Dans les déclinaisons de littérature du noir, « Le roi des cendres » joue une partition singulière où le drame familial est le point d’entrée du roman. Comme toujours chez S.A.Cosby, la ville y joue un rôle primordial. Nous sommes à Jefferson Run, une ville autrefois industrielle, mais aujourd’hui à l’agonie. 
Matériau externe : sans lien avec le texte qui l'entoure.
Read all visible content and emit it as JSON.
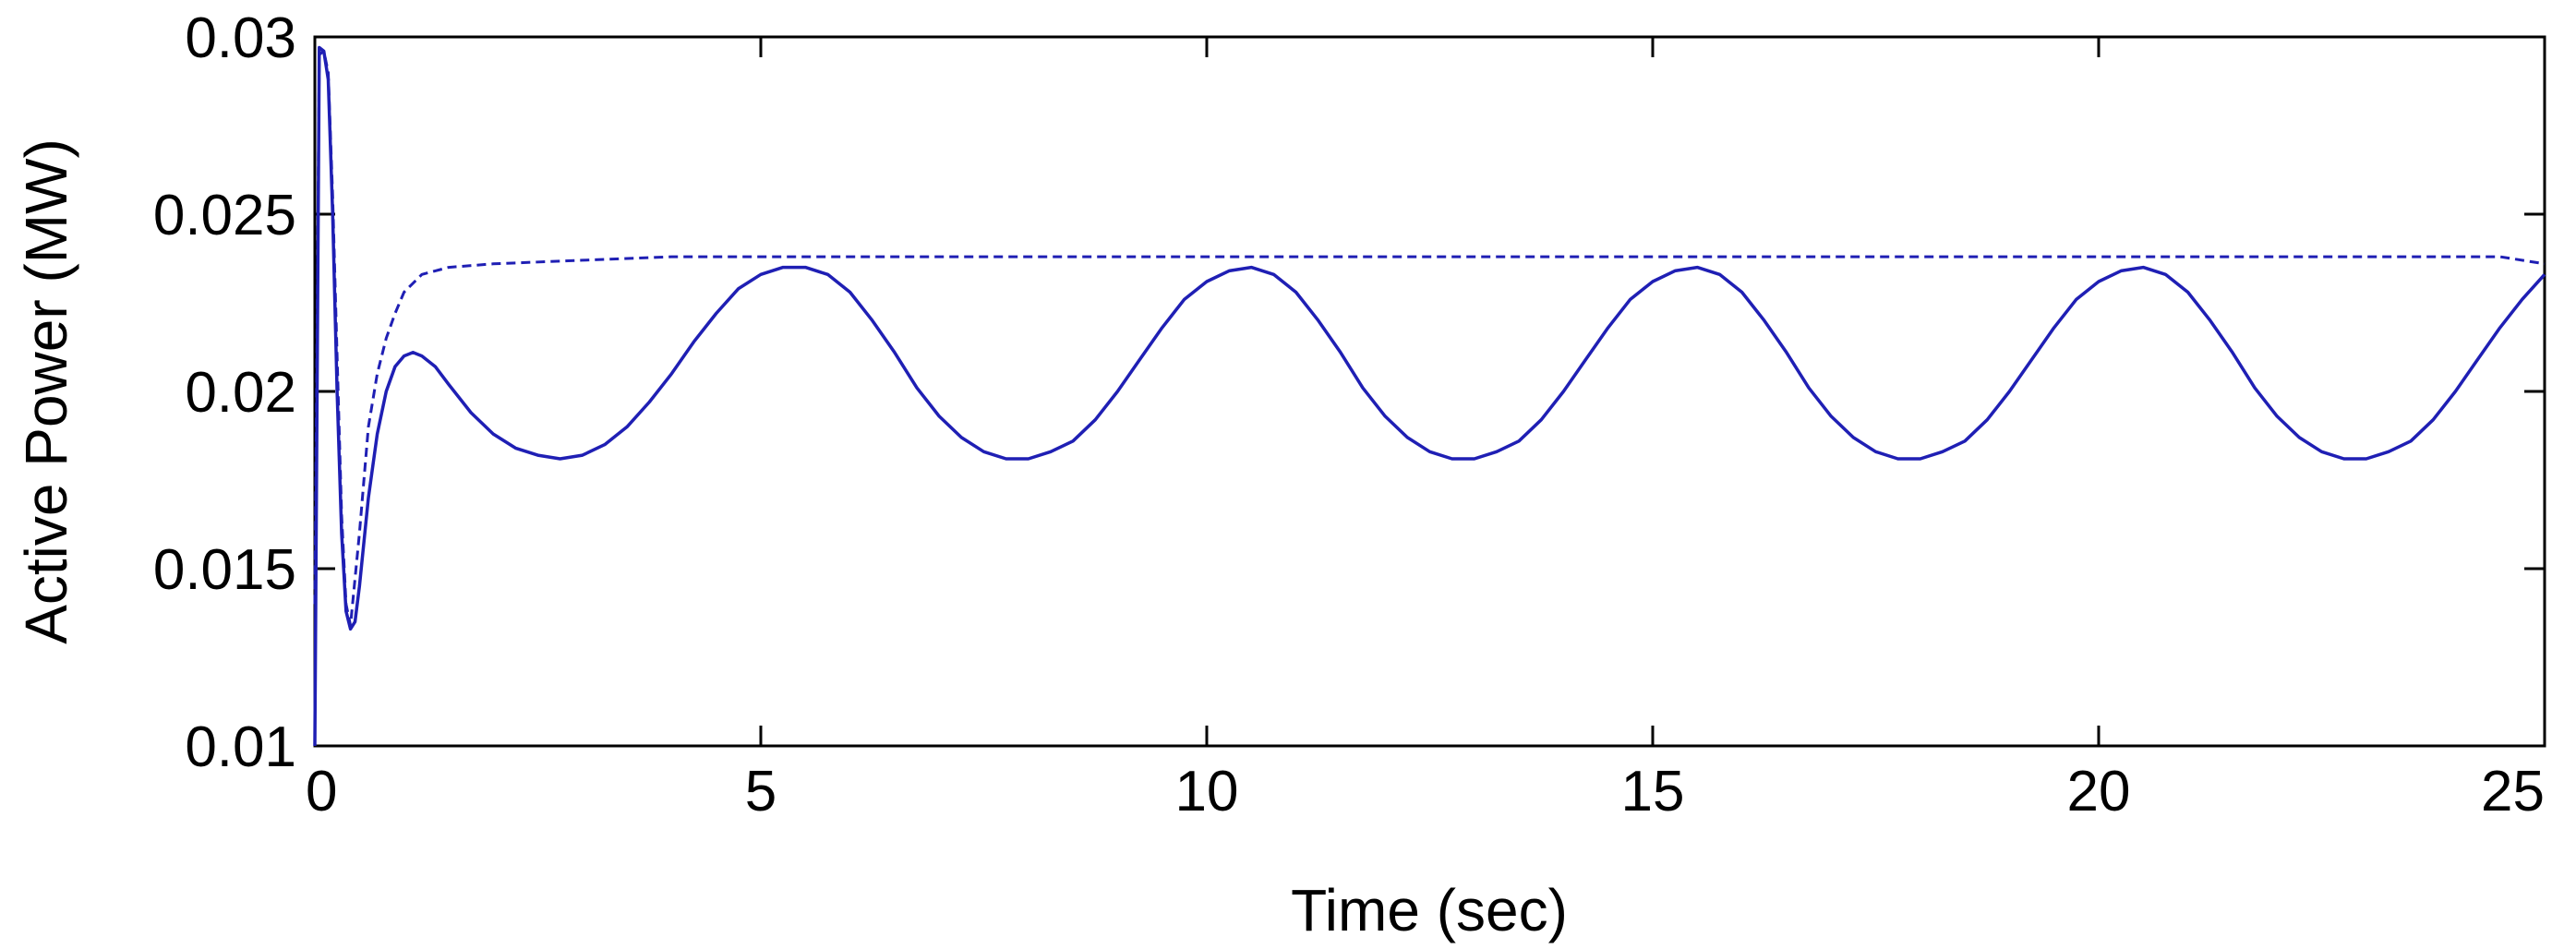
{
  "chart_data": {
    "type": "line",
    "title": "",
    "xlabel": "Time (sec)",
    "ylabel": "Active Power (MW)",
    "xlim": [
      0,
      25
    ],
    "ylim": [
      0.01,
      0.03
    ],
    "xticks": [
      0,
      5,
      10,
      15,
      20,
      25
    ],
    "xtick_labels": [
      "0",
      "5",
      "10",
      "15",
      "20",
      "25"
    ],
    "yticks": [
      0.01,
      0.015,
      0.02,
      0.025,
      0.03
    ],
    "ytick_labels": [
      "0.01",
      "0.015",
      "0.02",
      "0.025",
      "0.03"
    ],
    "grid": false,
    "legend": "none",
    "series": [
      {
        "style": "dashed",
        "color": "#1f1fb4",
        "x": [
          0,
          0.05,
          0.1,
          0.15,
          0.2,
          0.25,
          0.3,
          0.35,
          0.4,
          0.5,
          0.6,
          0.7,
          0.8,
          0.9,
          1.0,
          1.2,
          1.5,
          2.0,
          3.0,
          4.0,
          5.0,
          7.0,
          10.0,
          15.0,
          20.0,
          24.5,
          25.0
        ],
        "y": [
          0.014,
          0.0295,
          0.0296,
          0.029,
          0.0255,
          0.021,
          0.0165,
          0.014,
          0.0134,
          0.016,
          0.019,
          0.0205,
          0.0215,
          0.0222,
          0.0228,
          0.0233,
          0.0235,
          0.0236,
          0.0237,
          0.0238,
          0.0238,
          0.0238,
          0.0238,
          0.0238,
          0.0238,
          0.0238,
          0.0236
        ]
      },
      {
        "style": "solid",
        "color": "#1f1fb4",
        "x": [
          0,
          0.05,
          0.1,
          0.15,
          0.2,
          0.25,
          0.3,
          0.35,
          0.4,
          0.45,
          0.5,
          0.6,
          0.7,
          0.8,
          0.9,
          1.0,
          1.1,
          1.2,
          1.35,
          1.5,
          1.75,
          2.0,
          2.25,
          2.5,
          2.75,
          3.0,
          3.25,
          3.5,
          3.75,
          4.0,
          4.25,
          4.5,
          4.75,
          5.0,
          5.25,
          5.5,
          5.75,
          6.0,
          6.25,
          6.5,
          6.75,
          7.0,
          7.25,
          7.5,
          7.75,
          8.0,
          8.25,
          8.5,
          8.75,
          9.0,
          9.25,
          9.5,
          9.75,
          10.0,
          10.25,
          10.5,
          10.75,
          11.0,
          11.25,
          11.5,
          11.75,
          12.0,
          12.25,
          12.5,
          12.75,
          13.0,
          13.25,
          13.5,
          13.75,
          14.0,
          14.25,
          14.5,
          14.75,
          15.0,
          15.25,
          15.5,
          15.75,
          16.0,
          16.25,
          16.5,
          16.75,
          17.0,
          17.25,
          17.5,
          17.75,
          18.0,
          18.25,
          18.5,
          18.75,
          19.0,
          19.25,
          19.5,
          19.75,
          20.0,
          20.25,
          20.5,
          20.75,
          21.0,
          21.25,
          21.5,
          21.75,
          22.0,
          22.25,
          22.5,
          22.75,
          23.0,
          23.25,
          23.5,
          23.75,
          24.0,
          24.25,
          24.5,
          24.75,
          25.0
        ],
        "y": [
          0.01,
          0.0297,
          0.0296,
          0.0288,
          0.025,
          0.02,
          0.016,
          0.0138,
          0.0133,
          0.0135,
          0.0145,
          0.017,
          0.0188,
          0.02,
          0.0207,
          0.021,
          0.0211,
          0.021,
          0.0207,
          0.0202,
          0.0194,
          0.0188,
          0.0184,
          0.0182,
          0.0181,
          0.0182,
          0.0185,
          0.019,
          0.0197,
          0.0205,
          0.0214,
          0.0222,
          0.0229,
          0.0233,
          0.0235,
          0.0235,
          0.0233,
          0.0228,
          0.022,
          0.0211,
          0.0201,
          0.0193,
          0.0187,
          0.0183,
          0.0181,
          0.0181,
          0.0183,
          0.0186,
          0.0192,
          0.02,
          0.0209,
          0.0218,
          0.0226,
          0.0231,
          0.0234,
          0.0235,
          0.0233,
          0.0228,
          0.022,
          0.0211,
          0.0201,
          0.0193,
          0.0187,
          0.0183,
          0.0181,
          0.0181,
          0.0183,
          0.0186,
          0.0192,
          0.02,
          0.0209,
          0.0218,
          0.0226,
          0.0231,
          0.0234,
          0.0235,
          0.0233,
          0.0228,
          0.022,
          0.0211,
          0.0201,
          0.0193,
          0.0187,
          0.0183,
          0.0181,
          0.0181,
          0.0183,
          0.0186,
          0.0192,
          0.02,
          0.0209,
          0.0218,
          0.0226,
          0.0231,
          0.0234,
          0.0235,
          0.0233,
          0.0228,
          0.022,
          0.0211,
          0.0201,
          0.0193,
          0.0187,
          0.0183,
          0.0181,
          0.0181,
          0.0183,
          0.0186,
          0.0192,
          0.02,
          0.0209,
          0.0218,
          0.0226,
          0.0233
        ]
      }
    ]
  }
}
Roman, qui en était parti pour ouvrir une entreprise de gestion de patrimoine, y revient, car son père a été victime d’un accident de la route. Ce dernier, propriétaire du crématorium familial, se trouve entre la vie et la mort. Le frère cadet Dante a contracté une dette de 300 000 dollars auprès du gang des Black Baron Boys. Afin de sauver l’entreprise familiale et son frère dans une situation délicate, Roman entreprend des tractations aussi périlleuses que corrosives, tout en essayant de découvrir la vérité sur la disparition de sa mère. 

Entre roman noir sur la réalité de certaines villes américaines et drame intime, S.A. Cosby revient avec un roman sur l’argent qui brûle tout, la mémoire et le prix de la loyauté. 

Vous connaissez mon admiration pour cet auteur, qui en deux romans (ceux que j’ai lus), « La colère », et « Le sang des innocents » est devenu un auteur phare parmi mes essentiels en littérature américaine. Dans ce nouvel opus, l’auteur a largement franchi deux marches supplémentaires, à la fois dans la noirceur de ses personnages, mais également dans l’intrigue qui plonge le lecteur dans l’effroi.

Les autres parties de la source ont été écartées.